Have you ever wondered why your web server certificate has a “chain” of other certificates associated with it?
The main reason is so that browsers can tell if your certificate was issued by an organization that has been verified to meet the security, policy and operational practices that all Publicly Trusted Certificate Authorities are mandated to meet. That certificate at the top of the chain is commonly called the “root.” It’s signature on a certificate below it indicates that the organization operating the root believes that practices of the CA below it meets that same high bar.
But why not issue certificates directly off of the “root?” There are a few reasons; the main one is to prevent key compromise. To get a better understanding, it’s useful to know that the private keys associated with the “root” are kept in an offline cryptographic appliance located in a safe, which is located in a vault in a physically secured facility.

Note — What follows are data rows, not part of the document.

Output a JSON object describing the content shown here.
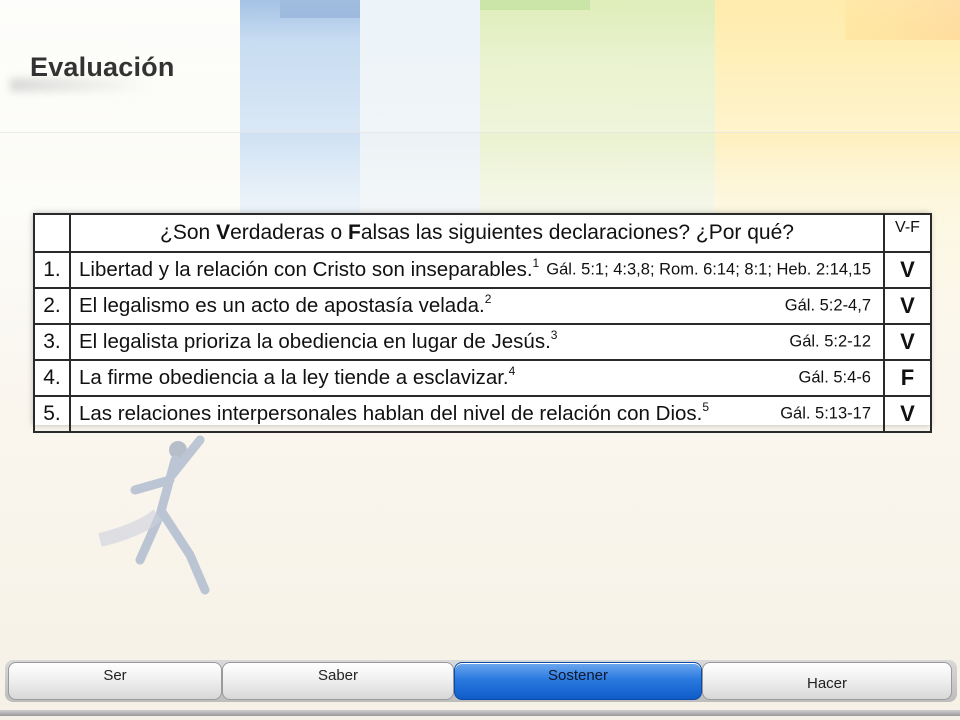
{
  "slide": {
    "title": "Evaluación"
  },
  "table": {
    "header": {
      "question_pre": "¿Son ",
      "question_v": "V",
      "question_mid": "erdaderas o ",
      "question_f": "F",
      "question_post": "alsas las siguientes declaraciones? ¿Por qué?",
      "vf_label": "V-F"
    },
    "rows": [
      {
        "num": "1.",
        "statement": "Libertad y la relación con Cristo son inseparables.",
        "note": "1",
        "reference": "Gál. 5:1; 4:3,8; Rom. 6:14; 8:1; Heb. 2:14,15",
        "answer": "V"
      },
      {
        "num": "2.",
        "statement": "El legalismo es un acto de apostasía velada.",
        "note": "2",
        "reference": "Gál. 5:2-4,7",
        "answer": "V"
      },
      {
        "num": "3.",
        "statement": "El legalista prioriza la obediencia en lugar de Jesús.",
        "note": "3",
        "reference": "Gál. 5:2-12",
        "answer": "V"
      },
      {
        "num": "4.",
        "statement": "La firme obediencia a la ley tiende a esclavizar.",
        "note": "4",
        "reference": "Gál. 5:4-6",
        "answer": "F"
      },
      {
        "num": "5.",
        "statement": "Las relaciones interpersonales hablan del nivel de relación con Dios.",
        "note": "5",
        "reference": "Gál. 5:13-17",
        "answer": "V"
      }
    ]
  },
  "tabs": [
    {
      "label": "Ser",
      "active": false
    },
    {
      "label": "Saber",
      "active": false
    },
    {
      "label": "Sostener",
      "active": true
    },
    {
      "label": "Hacer",
      "active": false
    }
  ],
  "colors": {
    "active_tab": "#2a7ae0",
    "title_text": "#333333",
    "stripe_blue": "#3a78c4",
    "stripe_green": "#b9d86a",
    "stripe_yellow": "#ffd449"
  }
}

These keys are only periodically brought out to ensure the associated cryptographic appliance is still functioning, to issue any associated operational certificates (for example an OCSP responder certificate) that may be needed, and to sign fresh Certificate Revocation Lists (CRLs). This means that for an attacker to gain access to these keys, they would need to gain physical access to this cryptographic appliance as well as the cryptographic tokens and corresponding secrets that are used to authenticate the device.
CAs do this because keeping keys offline is a great way to reduce the risk of a compromised key, but it’s a poor way to offer a highly available and performant service, so the concept of an Issuing CA (ICA) was introduced. This concept also enabled the “root” to respond to CA key compromise events by revoking a CA certificate that should no longer be trusted. This also enables delegation of control, limiting those who can influence a given ICA to sign something.
Another way CAs solve the “online CA” problem is to use what is commonly referred to as a Policy Certificate Authority (PCA). This model allows a CA to segment operational practices more granularly. For example, maybe the CA is audited to be in compliance with a specific set of government standards so the ICAs associated with those practices would be signed by the corresponding PCA. This not only allows segmentation of policy and procedures, but it also enables separation of usage scenarios. For example, one PCA may only allow issuance of certificates for secure mail while the other PCA may allow issuance of SSL certificates. These PCAs are also very commonly operated as offline entities and have ICAs right underneath them.
While the above two models represent the most common ways a Public Key Infrastructure (PKI) might be segmented, they are not the only two. For example, the operational practices required to be a publicly trusted CA are far stricter than what a typical data center might employ. For this reason, it’s very common for CAs to manage PKIs for other organizations within their facilities.
CAs may also “roll” ICAs as a means to manage CRL size. For example, if a given CA has had to revoke many certificates during its lifespan, it may decide to manage the size of CRLs – it would be appropriate to create a new ICA and take the previous one out of service so that future CRLs can still be downloaded quickly by clients. When this happens both CA certificates may be valid for an overlapping time, but only the more recent one is actively in use.
Long story short, some counts on the number of Certificate Authorities that exist on the internet can be deceiving. One of the easiest ways to see this is to look at a CA called DFN-Verein. They are an educational PKI that manages all of the CAs in their PKI in the same facilities, using the same practices, but for security reasons they create separate ICAs for each organization in their network.
Simply put, the count of CAs in a PKI is not a good way to assess the number of entities issuing certificates in the PKI ecosystem. What you really want to count is how many facilities manage publicly trusted certificates. The problem is that it is too difficult to count – what you can do, however, is count the number of organizations associated with ownership of each “root.” Thankfully Microsoft makes this fairly easy. In March, I did a post on my blog showing a breakdown of the ownership.
Unfortunately, this approach does not give you a count of operational facilities that are used for the subordinate CAs, but it’s quite likely that given the operational requirements and costs associated with maintaining them that these two numbers are relatively close.
So what would I like for you to take away from this post? I suppose there are two key points:
- A public CA using several Certificate Authorities under their direct control is actually a good thing as it indicates they are managing the risk of operating their services and planning for migrations to new algorithms and keys as appropriate.
- Counting the number of “roots” and “subordinate CAs” found by crawling the web does not actually represent the number of organizations that can act as publicly trusted certificate authorities.
That is not to say the efforts to crawl the web to understand how PKI is deployed and used is not valuable, it is – quite valuable. These projects are an important way to keep an eye on the practices that are actually used in the management of Public PKI.
Additionally, efforts to support Least Privilege designs in PKI and adopt means to openly and actively monitor certificate issuance all represent positive moves to help us better understand what is actually out there.